Storage will be all solid state at some point in the future, but the vision of an all-flash data centre is still some way off, according to Nimble Storage.
There are two arguments that vendors use for the flash-only array. One is that the price of flash and disk is rapidly converging, and the other is that flash-only arrays provide more consistent performance than hybrid arrays that combine flash and disk.
According to Varun Mehta, co-founder and VP of Engineering at Nimble Storage, however, both of these claims need “very careful examination”.
Nimble Storage believes that flash is still ten times more expensive than disk on a per-Gigabyte basis – and this is for low-end flash storage. Dave Goulden, President and COO of EMC, recently quoted a 40x price differential.
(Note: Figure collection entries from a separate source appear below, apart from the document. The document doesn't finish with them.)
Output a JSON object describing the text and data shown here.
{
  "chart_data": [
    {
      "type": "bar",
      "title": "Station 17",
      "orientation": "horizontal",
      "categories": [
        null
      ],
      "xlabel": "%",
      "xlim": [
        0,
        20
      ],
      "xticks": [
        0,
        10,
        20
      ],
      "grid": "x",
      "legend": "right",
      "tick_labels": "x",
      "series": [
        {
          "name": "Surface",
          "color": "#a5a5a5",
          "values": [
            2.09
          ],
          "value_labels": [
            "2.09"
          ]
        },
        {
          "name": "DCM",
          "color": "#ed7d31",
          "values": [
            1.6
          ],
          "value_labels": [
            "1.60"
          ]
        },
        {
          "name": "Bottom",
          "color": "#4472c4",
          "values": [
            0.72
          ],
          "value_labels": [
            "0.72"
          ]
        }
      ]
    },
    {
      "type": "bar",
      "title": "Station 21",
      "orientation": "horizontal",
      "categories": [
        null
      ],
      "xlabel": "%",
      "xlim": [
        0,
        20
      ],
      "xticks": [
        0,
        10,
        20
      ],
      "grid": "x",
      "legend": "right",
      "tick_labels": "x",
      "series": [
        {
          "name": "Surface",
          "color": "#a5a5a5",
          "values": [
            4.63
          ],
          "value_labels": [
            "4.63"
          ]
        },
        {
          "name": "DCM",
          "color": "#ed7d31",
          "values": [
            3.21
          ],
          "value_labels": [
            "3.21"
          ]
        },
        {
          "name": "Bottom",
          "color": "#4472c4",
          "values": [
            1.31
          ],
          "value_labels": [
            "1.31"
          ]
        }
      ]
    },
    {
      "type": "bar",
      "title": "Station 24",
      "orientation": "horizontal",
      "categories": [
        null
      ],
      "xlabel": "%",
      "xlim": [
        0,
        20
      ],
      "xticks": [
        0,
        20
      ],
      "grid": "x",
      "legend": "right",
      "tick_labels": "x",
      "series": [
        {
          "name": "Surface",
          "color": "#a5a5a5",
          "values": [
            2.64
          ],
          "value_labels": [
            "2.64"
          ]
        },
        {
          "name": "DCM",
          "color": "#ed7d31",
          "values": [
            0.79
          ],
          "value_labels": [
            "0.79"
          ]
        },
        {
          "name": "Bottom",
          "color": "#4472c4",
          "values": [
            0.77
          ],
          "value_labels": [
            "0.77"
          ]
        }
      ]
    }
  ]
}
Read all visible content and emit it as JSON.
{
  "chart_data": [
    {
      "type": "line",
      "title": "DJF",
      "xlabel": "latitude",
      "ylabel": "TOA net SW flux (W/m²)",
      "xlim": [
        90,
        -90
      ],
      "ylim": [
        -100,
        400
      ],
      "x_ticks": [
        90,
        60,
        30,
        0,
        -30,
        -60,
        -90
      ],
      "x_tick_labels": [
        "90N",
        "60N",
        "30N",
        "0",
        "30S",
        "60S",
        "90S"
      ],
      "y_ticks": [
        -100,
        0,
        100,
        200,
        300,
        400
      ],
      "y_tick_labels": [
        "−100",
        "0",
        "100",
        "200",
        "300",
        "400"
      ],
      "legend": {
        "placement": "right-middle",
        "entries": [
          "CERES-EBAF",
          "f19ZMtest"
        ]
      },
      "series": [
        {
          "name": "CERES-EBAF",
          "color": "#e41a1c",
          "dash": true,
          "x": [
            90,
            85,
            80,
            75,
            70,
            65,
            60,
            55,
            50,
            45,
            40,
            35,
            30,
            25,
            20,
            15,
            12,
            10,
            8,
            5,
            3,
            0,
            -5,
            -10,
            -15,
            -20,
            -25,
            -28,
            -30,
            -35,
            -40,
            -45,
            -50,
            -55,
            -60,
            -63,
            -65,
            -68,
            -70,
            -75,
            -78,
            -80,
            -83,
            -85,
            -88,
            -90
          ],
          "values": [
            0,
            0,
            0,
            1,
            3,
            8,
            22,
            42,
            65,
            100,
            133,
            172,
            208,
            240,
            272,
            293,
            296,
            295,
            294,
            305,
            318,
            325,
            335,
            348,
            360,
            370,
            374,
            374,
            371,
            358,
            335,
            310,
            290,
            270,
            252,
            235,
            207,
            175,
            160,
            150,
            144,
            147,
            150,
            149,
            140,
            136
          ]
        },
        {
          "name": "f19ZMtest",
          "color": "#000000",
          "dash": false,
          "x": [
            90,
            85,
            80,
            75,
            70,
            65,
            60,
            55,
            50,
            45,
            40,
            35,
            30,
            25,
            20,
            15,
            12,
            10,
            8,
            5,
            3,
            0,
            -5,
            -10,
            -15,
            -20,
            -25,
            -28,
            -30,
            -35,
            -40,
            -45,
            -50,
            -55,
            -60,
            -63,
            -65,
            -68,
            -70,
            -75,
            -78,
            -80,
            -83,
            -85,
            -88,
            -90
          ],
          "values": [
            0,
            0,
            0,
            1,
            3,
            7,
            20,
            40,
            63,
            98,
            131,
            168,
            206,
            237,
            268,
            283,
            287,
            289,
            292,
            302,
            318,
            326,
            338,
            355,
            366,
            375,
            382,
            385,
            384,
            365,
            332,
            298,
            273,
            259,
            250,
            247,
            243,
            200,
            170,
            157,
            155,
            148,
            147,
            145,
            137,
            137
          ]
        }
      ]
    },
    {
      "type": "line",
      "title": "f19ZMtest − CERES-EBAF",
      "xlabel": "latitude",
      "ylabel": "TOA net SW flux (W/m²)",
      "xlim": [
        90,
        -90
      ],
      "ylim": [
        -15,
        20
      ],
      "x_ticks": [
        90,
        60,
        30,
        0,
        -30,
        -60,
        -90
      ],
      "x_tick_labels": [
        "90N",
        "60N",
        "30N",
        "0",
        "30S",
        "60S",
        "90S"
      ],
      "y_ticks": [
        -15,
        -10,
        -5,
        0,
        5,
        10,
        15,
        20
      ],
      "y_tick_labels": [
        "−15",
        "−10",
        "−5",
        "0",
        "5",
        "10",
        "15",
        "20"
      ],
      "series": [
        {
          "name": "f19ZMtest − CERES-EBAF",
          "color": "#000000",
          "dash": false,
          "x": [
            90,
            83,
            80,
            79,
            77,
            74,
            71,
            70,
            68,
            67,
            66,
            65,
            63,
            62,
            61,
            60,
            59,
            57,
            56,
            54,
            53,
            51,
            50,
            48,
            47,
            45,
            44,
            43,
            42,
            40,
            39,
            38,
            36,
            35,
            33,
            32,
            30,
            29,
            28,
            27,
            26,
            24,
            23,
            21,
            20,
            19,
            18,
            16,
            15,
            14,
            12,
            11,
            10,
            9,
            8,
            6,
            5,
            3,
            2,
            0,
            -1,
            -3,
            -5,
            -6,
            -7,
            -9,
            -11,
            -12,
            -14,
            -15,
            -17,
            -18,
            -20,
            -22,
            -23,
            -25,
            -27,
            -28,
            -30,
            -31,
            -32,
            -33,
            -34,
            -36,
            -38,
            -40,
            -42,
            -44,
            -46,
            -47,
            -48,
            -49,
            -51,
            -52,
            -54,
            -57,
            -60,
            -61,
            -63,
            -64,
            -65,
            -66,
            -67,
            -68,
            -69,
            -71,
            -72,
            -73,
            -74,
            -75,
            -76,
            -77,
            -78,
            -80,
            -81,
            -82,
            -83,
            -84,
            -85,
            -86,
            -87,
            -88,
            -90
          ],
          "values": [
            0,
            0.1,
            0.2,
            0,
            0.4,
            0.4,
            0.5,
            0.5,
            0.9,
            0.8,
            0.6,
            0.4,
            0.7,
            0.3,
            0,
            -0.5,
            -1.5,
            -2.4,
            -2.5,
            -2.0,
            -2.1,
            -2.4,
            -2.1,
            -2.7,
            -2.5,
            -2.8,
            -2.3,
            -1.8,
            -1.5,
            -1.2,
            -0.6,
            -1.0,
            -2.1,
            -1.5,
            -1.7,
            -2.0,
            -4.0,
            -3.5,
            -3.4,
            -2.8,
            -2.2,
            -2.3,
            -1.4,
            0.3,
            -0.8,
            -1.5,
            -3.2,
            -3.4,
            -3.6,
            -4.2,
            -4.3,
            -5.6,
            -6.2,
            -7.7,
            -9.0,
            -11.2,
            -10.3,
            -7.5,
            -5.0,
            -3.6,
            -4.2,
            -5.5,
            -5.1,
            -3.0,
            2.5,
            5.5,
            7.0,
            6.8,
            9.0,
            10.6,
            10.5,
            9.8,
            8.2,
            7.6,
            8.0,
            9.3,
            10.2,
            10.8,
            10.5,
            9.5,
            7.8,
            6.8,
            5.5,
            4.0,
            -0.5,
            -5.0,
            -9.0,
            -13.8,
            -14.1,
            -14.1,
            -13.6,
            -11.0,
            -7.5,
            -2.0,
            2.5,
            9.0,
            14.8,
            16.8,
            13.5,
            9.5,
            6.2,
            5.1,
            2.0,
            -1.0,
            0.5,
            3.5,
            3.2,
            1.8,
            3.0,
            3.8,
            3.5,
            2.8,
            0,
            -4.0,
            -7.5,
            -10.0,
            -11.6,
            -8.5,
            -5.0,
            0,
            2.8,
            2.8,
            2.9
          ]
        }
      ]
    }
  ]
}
“The disk guys are talking about technologies such as shingled writes, heat-assisted magnetic recording (HAMR), and helium-filled drives that extend the capacity of disks for a long, long time. So I think flash will have to be very adept at trying to keep up with disk,” said Mehta.
Meanwhile, the argument that you need flash-only arrays for consistent performance is made by people who “just don't understand computer architecture very well,” according to Mehta.
“If you look at how a computer is built up, it's a series of caches – there are caches upon caches, and that's just the hardware. The operating system and the applications have caches too, so to say that an architecture that relies on caching is somehow inefficient is arguing against all of computer science in a way.”
Flash is a cornerstone of Nimble's product portfolio, but co-founder and CTO Umesh Maheshwari explained that flash has limitations on how many times you can write to it. After you have written to it a few thousand times it wears out, so you can lose your data.
“There are ways to mitigate these problems, but they require even more resources, so you need more redundancy, maybe higher-end flash – that's even more costly, and even after that some of the questions remain,” he said.
It is for this reason that Nimble advocates combining disk and flash in a way that users get both the performance benefits of flash and the capacity advantages of disk.
The most common approach is to put the “hot” data in flash and the “cold” data on disk, but the problem is that the hot data often shifts. So in the case of Microsoft Exchange, for example, the “hot” data is the previous weeks emails – and these change on a weekly basis.
If data becomes hot, the user may want to promote it from disk to flash, so some data will have to be demoted from flash back to disk. This requires disk I/O, which is very expensive. The system therefore needs to work out whether data is really hot before it promotes it, and that can take hours or even days.
“If the system not responsive to a changing workload, then people will end up putting all of their Exchange in flash, and that defeats the purpose of having a hybrid system in the first place,” said Maheshwari.
Nimble therefore treats flash not as an endpoint of storage but as an accelerator on top of the disk, so all the data can reside on the disk, and the flash effectively acts as a cache. This reduces the load on the disk subsystem, because there are fewer residual reads going to the back end.
The company is now one of the few storage vendors certified to sell its storage arrays pre-packaged with Cisco's UCS, alongside EMC and NetApp. It hopes that this partnership will help it to extend its customer base from the mid-market to the enterprise.
“What is clear is that disk as a mechanical medium at some point will go away, but I don't think we will be there for a few years to come – at least in my mind, it will be somewhere between 5 and 15 years from now,” said Maheshwari.
“In our mission, flash does not appear anywhere. It says to build the most efficient storage systems. So today a combination of flash and disk is the best to get there.”